Proof. Apply the identity theorem entry-wise. $\square$

Lemma 2. Let $F$ be an $\mathfrak{A}$-valued holomorphic function on an open set $U$ of $\mathbb{C}$. Then $\exp(F(z))$ is also holomorphic on $U$.

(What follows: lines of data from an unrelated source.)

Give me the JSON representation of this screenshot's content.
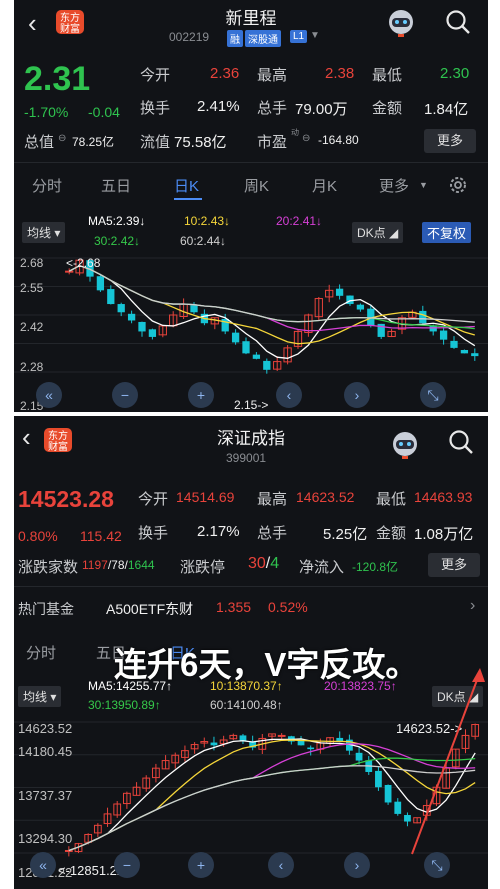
{
  "stock": {
    "name": "新里程",
    "code": "002219",
    "tags": [
      "融",
      "深股通",
      "L1"
    ],
    "price": "2.31",
    "change_pct": "-1.70%",
    "change_amt": "-0.04",
    "open_label": "今开",
    "open": "2.36",
    "high_label": "最高",
    "high": "2.38",
    "low_label": "最低",
    "low": "2.30",
    "turnover_label": "换手",
    "turnover": "2.41%",
    "volume_label": "总手",
    "volume": "79.00万",
    "amount_label": "金额",
    "amount": "1.84亿",
    "mktcap_label": "总值",
    "mktcap": "78.25亿",
    "float_label": "流值",
    "float": "75.58亿",
    "pe_label": "市盈",
    "pe_sup": "动",
    "pe": "-164.80",
    "more": "更多",
    "tabs": [
      "分时",
      "五日",
      "日K",
      "周K",
      "月K",
      "更多"
    ],
    "ma_type": "均线",
    "ma5": "MA5:2.39",
    "ma10": "10:2.43",
    "ma20": "20:2.41",
    "ma30": "30:2.42",
    "ma60": "60:2.44",
    "dk": "DK点",
    "fq": "不复权",
    "price_axis": [
      "2.68",
      "2.55",
      "2.42",
      "2.28",
      "2.15"
    ],
    "max_marker": "2.68",
    "min_marker": "2.15"
  },
  "index": {
    "name": "深证成指",
    "code": "399001",
    "price": "14523.28",
    "change_pct": "0.80%",
    "change_amt": "115.42",
    "open_label": "今开",
    "open": "14514.69",
    "high_label": "最高",
    "high": "14623.52",
    "low_label": "最低",
    "low": "14463.93",
    "turnover_label": "换手",
    "turnover": "2.17%",
    "volume_label": "总手",
    "volume": "5.25亿",
    "amount_label": "金额",
    "amount": "1.08万亿",
    "breadth_label": "涨跌家数",
    "up": "1197",
    "flat": "78",
    "down": "1644",
    "limit_label": "涨跌停",
    "limit_up": "30",
    "limit_down": "4",
    "inflow_label": "净流入",
    "inflow": "-120.8亿",
    "more": "更多",
    "fund_label": "热门基金",
    "fund_name": "A500ETF东财",
    "fund_price": "1.355",
    "fund_pct": "0.52%",
    "tabs": [
      "分时",
      "五日",
      "日K"
    ],
    "ma_type": "均线",
    "ma5": "MA5:14255.77",
    "ma10": "10:13870.37",
    "ma20": "20:13823.75",
    "ma30": "30:13950.89",
    "ma60": "60:14100.48",
    "dk": "DK点",
    "price_axis": [
      "14623.52",
      "14180.45",
      "13737.37",
      "13294.30",
      "12851.22"
    ],
    "max_marker": "14623.52",
    "min_marker": "12851.22",
    "overlay_caption": "连升6天，V字反攻。"
  },
  "colors": {
    "up": "#e8433b",
    "down": "#16c5d6",
    "ma5": "#ffffff",
    "ma10": "#f5d63a",
    "ma20": "#d640d6",
    "ma30": "#35c84a",
    "ma60": "#cfcfcf",
    "accent": "#4c8cf5"
  },
  "icons": [
    "back-icon",
    "robot-avatar-icon",
    "search-icon",
    "gear-icon",
    "dropdown-icon",
    "collapse-left-icon",
    "zoom-out-icon",
    "zoom-in-icon",
    "scroll-left-icon",
    "scroll-right-icon",
    "fullscreen-icon",
    "red-arrow-annotation-icon"
  ]
}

Proof. The sum $\exp(F(z)) = \sum_{n=0}^{\infty} \frac{1}{n!} F(z)^n$ converges locally uniformly on $U$, and so does each entry of the partial sum. $\square$

Now let $X \in \mathfrak{A}$ be such that $S_N = \sum_{n=1}^{N}\frac{(-1)^{n-1}}{n}X^n$ converges to some $S \in \mathfrak{A}$ as $N \to \infty$. Then

\begin{align*} \sum_{n=1}^{N} \frac{(-1)^{n-1}}{n}X^n z^n &= \sum_{n=1}^{N} (S_n - S_{n-1}) z^n \\ &= \sum_{n=1}^{N} S_n z^n - \sum_{n=1}^{N-1} S_n z^{n+1} \\ &= S_N z^N + (1 - z) \sum_{n=1}^{N-1} S_n z^n. \end{align*}

(Of course, this is nothing but a consequence of summation by parts.) Assuming $|z| < 1$ and letting $N \to \infty$, both sides converges and the following equality holds:

$$ \sum_{n=1}^{\infty} \frac{(-1)^{n-1}}{n}X^n z^n = (1 - z) \sum_{n=1}^{\infty} S_n z^n. \tag{1} $$

Let us denote the left-hand side of $\text{(1)}$ by $f(z)$. Since $(S_n)$ converges, each entry of $S_n$ is bounded. So, if we write $S_n = [S_{n;ij}]_{i,j=1}^{d}$, then each $\sum_{n=1}^{\infty} S_{n;ij} z^n$ has radius of convergence at least $1$. From this, we find that $f$ is holomorphic on $\mathbb{D} = \{z \in \mathbb{C} : |z| < 1\}$. Then by Lemma 2, $\exp(f(z))$ is also holomorphic on $\mathbb{D}$. Moreover, we already know that if $\|zX\| < 1$, then

$$ \exp(f(z)) = 1 + zX . $$

By Lemma 1, this equality extends to all of $\mathbb{D}$. Finally, by Abel's theorem, $f(r) \to S$ as $r \to 1^-$. (Although the linked article only covers the case of $\mathbb{C}$-valued coefficients, the case of $\mathfrak{A}$-valued coefficients can be proved mutatis mutandis.) So,

$$ \exp(S) = \lim_{r \to 1^-} \exp(f(r)) = \lim_{r \to 1^-} (1 + rX) = 1 + X. $$

This is enough to establish the desired claim.